Coroutine Function and Async Function

Coroutine func is a factory of coroutines, like generator function to generators. Notice the difference between Python’s coroutine function and Javascript’s async function – JS async function, when called, creates a Promise and its internal generator immediately starts being iterated, while Python’s coroutine does nothing, until Task is created upon it.

  1. Should I start writing Python code that always has an event loop running?

If you need any asyncio feature, then you should. As it turns out it’s quite hard to mix synchronous and asynchronous code – your whole program had better be asynchronous (but you can launch synchronous code chunks in separate threads via asyncio threadpool API)

Answered By: Andrii Maletskyi

I see the main difference downstream.

const promise = new Promise((resolve, reject) => sendRequest(resolve, reject));
await promise;

In JavaScript, the two resolve and reject functions are created by the JS engine and they have to be passed around for you to keep track of them. In the end, you’re still using two callback functions most of the time and the Promise won’t really do more than setTimeout(() => doMoreStuff()) after doStuff calls resolve. There’s no way to retrieve an old result or the status of a Promise once the callbacks were called. The Promise is mostly just the glue code between regular calls and async/await (so you can await the promise somewhere else) and a bit of error callback forwarding for chaining .thens.

future = asyncio.Future()
sendRequest(future)
await future

In Python, the Future itself becomes the interface with which a result is returned and it keeps track of the result.
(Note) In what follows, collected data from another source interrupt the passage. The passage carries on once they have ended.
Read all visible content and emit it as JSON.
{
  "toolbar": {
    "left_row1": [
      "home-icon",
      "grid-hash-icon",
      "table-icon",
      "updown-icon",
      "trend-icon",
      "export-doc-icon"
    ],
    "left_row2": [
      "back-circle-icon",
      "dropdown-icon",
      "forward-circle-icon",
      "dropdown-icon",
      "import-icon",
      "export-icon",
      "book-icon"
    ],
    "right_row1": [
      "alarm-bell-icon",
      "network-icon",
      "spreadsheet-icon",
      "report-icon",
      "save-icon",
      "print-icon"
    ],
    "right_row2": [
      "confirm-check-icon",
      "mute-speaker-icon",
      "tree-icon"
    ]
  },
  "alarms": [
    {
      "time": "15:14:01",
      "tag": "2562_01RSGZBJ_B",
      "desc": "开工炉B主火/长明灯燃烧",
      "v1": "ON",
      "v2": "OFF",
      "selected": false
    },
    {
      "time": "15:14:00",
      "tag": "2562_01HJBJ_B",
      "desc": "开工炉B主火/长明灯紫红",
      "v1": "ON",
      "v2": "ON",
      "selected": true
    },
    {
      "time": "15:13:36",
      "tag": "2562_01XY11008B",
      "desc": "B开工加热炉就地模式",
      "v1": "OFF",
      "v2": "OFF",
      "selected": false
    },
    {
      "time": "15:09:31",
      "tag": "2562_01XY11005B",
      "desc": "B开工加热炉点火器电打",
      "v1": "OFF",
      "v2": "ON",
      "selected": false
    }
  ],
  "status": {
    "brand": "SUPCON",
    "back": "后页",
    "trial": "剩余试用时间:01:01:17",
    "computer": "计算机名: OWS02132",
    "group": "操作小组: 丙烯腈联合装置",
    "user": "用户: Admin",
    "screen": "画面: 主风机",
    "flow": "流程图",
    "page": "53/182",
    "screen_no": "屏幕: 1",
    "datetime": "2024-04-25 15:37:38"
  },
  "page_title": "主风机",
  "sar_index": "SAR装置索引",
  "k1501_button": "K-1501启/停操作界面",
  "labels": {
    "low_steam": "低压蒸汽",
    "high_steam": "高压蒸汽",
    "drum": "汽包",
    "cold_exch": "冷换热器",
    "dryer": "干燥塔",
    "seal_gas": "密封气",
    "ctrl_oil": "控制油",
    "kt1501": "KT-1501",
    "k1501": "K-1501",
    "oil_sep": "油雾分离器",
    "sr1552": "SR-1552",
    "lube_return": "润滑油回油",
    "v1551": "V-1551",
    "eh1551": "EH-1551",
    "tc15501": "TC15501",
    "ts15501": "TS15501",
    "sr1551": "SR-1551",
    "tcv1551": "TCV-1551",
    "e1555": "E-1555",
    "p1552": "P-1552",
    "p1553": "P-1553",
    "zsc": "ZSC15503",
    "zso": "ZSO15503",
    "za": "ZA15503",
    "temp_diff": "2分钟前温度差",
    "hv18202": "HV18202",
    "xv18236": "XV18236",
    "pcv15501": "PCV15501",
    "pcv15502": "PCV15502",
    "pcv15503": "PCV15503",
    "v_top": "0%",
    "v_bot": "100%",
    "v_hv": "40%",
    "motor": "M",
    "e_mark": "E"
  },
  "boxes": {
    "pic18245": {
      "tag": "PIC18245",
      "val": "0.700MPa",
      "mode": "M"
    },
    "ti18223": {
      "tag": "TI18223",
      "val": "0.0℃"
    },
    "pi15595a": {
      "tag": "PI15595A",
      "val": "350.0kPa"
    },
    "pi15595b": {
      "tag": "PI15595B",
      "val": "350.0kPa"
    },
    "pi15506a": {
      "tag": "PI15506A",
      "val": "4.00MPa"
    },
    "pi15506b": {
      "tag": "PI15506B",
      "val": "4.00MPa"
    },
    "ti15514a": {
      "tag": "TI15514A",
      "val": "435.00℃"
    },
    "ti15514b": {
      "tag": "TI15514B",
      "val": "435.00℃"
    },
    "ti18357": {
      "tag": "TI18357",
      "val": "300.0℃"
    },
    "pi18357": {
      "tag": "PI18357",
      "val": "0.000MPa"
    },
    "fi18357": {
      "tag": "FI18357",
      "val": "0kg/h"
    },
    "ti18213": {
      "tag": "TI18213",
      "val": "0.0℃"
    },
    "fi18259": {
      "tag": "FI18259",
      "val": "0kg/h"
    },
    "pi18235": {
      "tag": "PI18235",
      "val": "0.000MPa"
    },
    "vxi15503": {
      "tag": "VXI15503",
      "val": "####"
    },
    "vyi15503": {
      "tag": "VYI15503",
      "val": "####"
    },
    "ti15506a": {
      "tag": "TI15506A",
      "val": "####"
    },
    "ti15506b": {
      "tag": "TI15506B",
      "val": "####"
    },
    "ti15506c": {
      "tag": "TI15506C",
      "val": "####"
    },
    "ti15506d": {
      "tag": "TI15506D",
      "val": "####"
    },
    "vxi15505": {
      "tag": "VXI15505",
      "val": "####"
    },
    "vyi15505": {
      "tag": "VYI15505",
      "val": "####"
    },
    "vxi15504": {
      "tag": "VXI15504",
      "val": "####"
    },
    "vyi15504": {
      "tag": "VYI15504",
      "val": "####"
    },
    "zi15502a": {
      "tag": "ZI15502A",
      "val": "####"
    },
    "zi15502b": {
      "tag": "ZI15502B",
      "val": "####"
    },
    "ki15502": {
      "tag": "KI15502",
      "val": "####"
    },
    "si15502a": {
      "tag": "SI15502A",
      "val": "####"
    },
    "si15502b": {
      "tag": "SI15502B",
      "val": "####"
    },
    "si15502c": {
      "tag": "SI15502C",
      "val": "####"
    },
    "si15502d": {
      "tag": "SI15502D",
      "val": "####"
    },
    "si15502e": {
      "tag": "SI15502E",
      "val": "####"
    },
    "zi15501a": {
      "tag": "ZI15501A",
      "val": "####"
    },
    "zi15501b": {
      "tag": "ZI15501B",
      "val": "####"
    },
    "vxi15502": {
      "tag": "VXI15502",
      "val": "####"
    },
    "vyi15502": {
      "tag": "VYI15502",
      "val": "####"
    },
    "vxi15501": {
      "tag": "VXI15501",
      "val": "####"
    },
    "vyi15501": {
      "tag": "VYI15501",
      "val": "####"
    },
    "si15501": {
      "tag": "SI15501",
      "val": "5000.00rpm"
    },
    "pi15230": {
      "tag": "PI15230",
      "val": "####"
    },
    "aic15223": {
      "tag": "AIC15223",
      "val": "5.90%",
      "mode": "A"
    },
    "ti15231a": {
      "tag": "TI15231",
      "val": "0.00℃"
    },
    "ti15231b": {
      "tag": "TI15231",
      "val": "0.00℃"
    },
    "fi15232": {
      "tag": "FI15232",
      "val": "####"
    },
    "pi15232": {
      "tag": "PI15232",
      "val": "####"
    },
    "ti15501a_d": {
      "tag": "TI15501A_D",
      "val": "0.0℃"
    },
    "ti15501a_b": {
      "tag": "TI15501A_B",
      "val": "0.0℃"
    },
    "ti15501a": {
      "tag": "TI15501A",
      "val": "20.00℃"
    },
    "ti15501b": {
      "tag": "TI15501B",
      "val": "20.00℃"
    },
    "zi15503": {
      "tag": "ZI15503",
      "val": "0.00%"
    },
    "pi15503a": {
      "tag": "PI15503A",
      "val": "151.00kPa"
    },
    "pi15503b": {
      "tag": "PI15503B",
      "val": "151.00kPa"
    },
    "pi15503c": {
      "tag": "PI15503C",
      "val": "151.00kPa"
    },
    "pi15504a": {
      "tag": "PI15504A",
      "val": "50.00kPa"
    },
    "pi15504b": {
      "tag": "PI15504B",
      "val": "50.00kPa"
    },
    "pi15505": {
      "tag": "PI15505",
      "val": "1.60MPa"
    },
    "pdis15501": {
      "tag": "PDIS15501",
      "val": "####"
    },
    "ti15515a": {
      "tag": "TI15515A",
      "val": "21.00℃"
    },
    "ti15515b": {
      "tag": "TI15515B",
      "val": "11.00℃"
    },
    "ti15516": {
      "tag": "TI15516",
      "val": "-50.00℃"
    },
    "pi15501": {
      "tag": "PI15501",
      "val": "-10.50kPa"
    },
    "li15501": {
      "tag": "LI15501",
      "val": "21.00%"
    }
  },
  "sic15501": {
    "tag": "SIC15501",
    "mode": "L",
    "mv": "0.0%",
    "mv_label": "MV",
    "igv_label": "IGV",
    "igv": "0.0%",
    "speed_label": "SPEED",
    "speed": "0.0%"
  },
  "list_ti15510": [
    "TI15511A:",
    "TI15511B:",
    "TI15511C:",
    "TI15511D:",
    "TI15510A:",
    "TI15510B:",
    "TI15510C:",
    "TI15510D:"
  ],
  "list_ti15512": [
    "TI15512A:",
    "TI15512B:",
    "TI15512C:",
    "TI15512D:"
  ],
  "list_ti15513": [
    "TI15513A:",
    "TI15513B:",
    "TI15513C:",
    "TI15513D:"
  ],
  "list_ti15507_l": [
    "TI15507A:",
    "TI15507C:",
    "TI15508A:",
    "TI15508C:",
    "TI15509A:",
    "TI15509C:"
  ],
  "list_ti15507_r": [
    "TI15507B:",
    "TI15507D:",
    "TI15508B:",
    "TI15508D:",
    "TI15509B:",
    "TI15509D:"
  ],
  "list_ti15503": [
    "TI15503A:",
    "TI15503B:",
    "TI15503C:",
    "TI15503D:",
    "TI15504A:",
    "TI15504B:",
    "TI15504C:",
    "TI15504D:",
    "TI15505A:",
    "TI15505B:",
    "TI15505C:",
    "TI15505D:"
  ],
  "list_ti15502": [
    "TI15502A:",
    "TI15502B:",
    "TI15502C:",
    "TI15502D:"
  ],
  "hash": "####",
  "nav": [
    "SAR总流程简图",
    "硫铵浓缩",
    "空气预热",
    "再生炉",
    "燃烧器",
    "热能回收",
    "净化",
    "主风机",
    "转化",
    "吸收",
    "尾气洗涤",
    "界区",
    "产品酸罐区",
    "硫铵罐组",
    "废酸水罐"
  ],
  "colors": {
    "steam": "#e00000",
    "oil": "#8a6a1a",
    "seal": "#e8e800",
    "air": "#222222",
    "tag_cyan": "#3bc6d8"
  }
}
Since Andril has given the closest Python equivalent to JavaScript’s Promise (which is Task; you give it a callback and wait for it to complete), I’d like to go the other way.

class Future {
  constructor() {
    this.result = undefined;
    this.exception = undefined;
    this.done = false;
    this.success = () => {};
    this.fail = () => {};
  }
  result() {
    if (!this.done) {
      throw Error("still pending");
    }
    return this.result();
  }
  exception() {
    if (!this.done) {
      throw Error("still pending");
    }
    return this.exception();
  }
  setResult(result) {
    if (this.done) {
      throw Error("Already done");
    }
    this.result = result;
    this.done = true;
    
    this.success(this.result);
  }
  setException(exception) {
    if (this.done) {
      throw Error("Already done");
    }
    this.exception = exception;
    this.done = true;

    this.fail(this.exception);
  }
  then(success, fail) {
    this.success = success;
    this.fail = fail;
  }
}

The JS await basically generates two callbacks that are passed to .then, where in a JS Promise the actual logic is supposed to happen. In many examples, this is where you’ll find a setTimeout(resolve, 10000) to demonstrate the jump out of the event loop, but if you instead keep track of those two callbacks you can do with them whatever you want..

function doStuff(f) {
  // keep for some network traffic or so
  setTimeout(() => f.setResult(true), 3000);
}

const future = new Future();
doStuff(future);
console.log('still here');
console.log(await future);

The above example demonstrates that; three seconds after ‘still here’ you get ‘true’.

As you can see, the difference is Promise receives a work function and deals with resolve and reject internally, while Future doesn’t internalize the work and only cares about the callbacks. Personally, I prefer the Future because it’s one layer less callback hell – which was one of the reasons for Promises in the first place: callback chaining.